Hi Klement,
On 6/8/26 10:56 AM, Klement Sekera via lists.fd.io wrote:
Hi Dave,
I'd say this explains why improving CPU utilisation by test framework makes
it worse. If the runtime environment is unpredictable, bugs (I believe we
are seeing bugs) will get exposed more.
I'm not sure how I can help with anything concerning nomad or vexxhost - I
don't know what these names mean. I could guess, but I'm not going to. My
current email environment doesn't suggest a contact for Peter Mikus, so I'm
leaving that up to you.
Peter's email address is available via gerrit:
https://gerrit.fd.io/r/q/owner:peter.mikus%2540icloud.com
What could help me move forward with exploring all this is the ability to
retrieve test artifacts from the test CI runs - how does one do that? I see
the logs, and they do mention gzipping artifacts, but I don't see a way of
getting a hold of them.
Test artifacts are uploaded to AWS S3 -- for any given workflow, you
will find the link to the artifacts in the "AWS Publish Logs" or "AWS
Publish Artifacts" steps (same link is in both steps). For example, in
the test failure for 46002, this is the URL for the failing debian12
workflow:
https://github.com/FDio/vpp/actions/runs/27020468660/job/79747148480
Expanding the 'AWS Publish Logs' step (scroll down below the 'VPP Make
Test' output) you will find this URL to the artifacts in AWS S3:
https://logs.fd.io/vex-yul-rot-jenkins-1/gha-vpp-gerrit-patchset/verify-master-2026_06_05_142213_UTC-gerrit-46002-3/verify-maketest-release-builder-debian12-prod-x86_64/
It might also be useful to mergehttps://gerrit.fd.io/r/c/vpp/+/46002 so
that we get coredump visibility under systemd.

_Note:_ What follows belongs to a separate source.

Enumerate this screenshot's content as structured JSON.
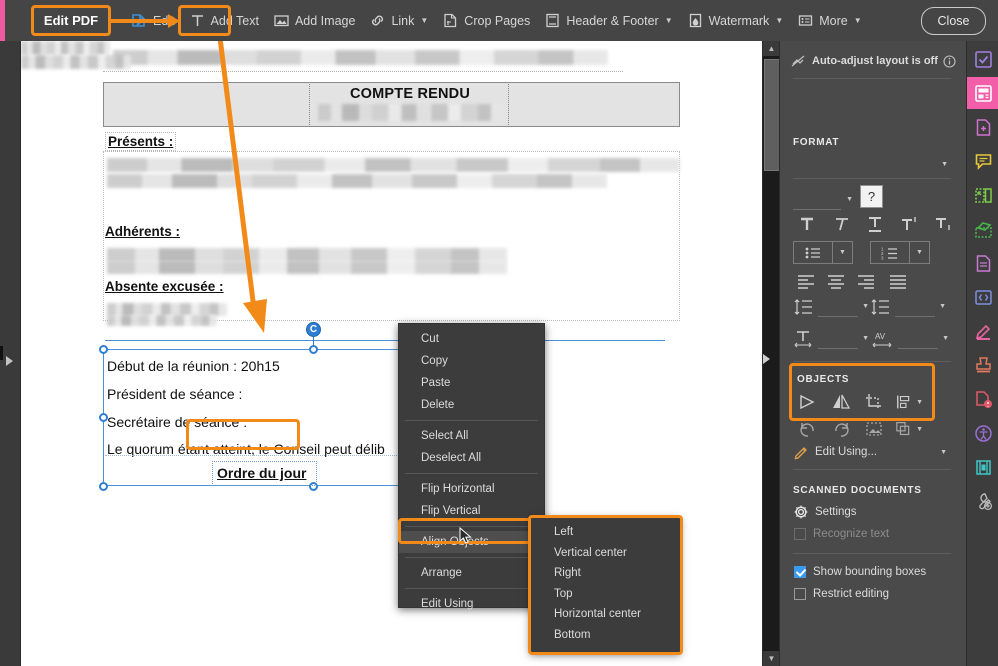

I'm in the process of deploying the fix for the RETRIES env var for
multi-worker OS tests (i.e.debain12) and will rebase this gerrit change
once the fix is available in the production GHA CI.
Thanks,
-daw-
Thanks,
Klement
On Sat, Jun 6, 2026 at 3:51 AM Dave Wallace via lists.fd.io<dwallacelf=
[email protected]> wrote:
Hi Klement,
The docker containers orchestrated on a Nomad cluster that is located in
Vexxhost along with the CSIT teatbeds. The containers are not pinned to
cpus due to the fact that the Jenkins Nomad plugin did not allow it (thus
this is historical). Since the CI was recently migrated to github actions
with remote runners running on the same Nomad cluster, we might be able to
do cpu pinning. Please reach out to Peter Mikus for his input to how this
might be added as he is the author of the Nomad GHA dispatcher and primary
maintainer of the Nomad cluster.
Note that most of the issues arise on the debian12 container, because that
is the only instance where make test is run with multi-worker enabled on
VPP.
I noticed that there were still failures with the stack of gerrit changes
that you submitted. Thus for now, to unblock the CI, I submitted a patch
with tag_fixme_debian12 for the failing testcases (46009). In order to
verify the fix for this issue, all testcases that are skipped using this
tag should remove the tag.
Thanks for your efforts to fix this issue.
-daw-
On 6/5/26 1:02 AM, Klement Sekera via lists.fd.io wrote:
Hi,
Ok that sheds some light. Are you saying that in CI there is a box which runs N
dockers at once and inside each of these there is a make test job? Are these
dockers CPU pinned? If not l, then that would be my first suspect - more than
one docker one the same physical CPU with the test framework doing more pinning
than before could make it more prone to timing issues.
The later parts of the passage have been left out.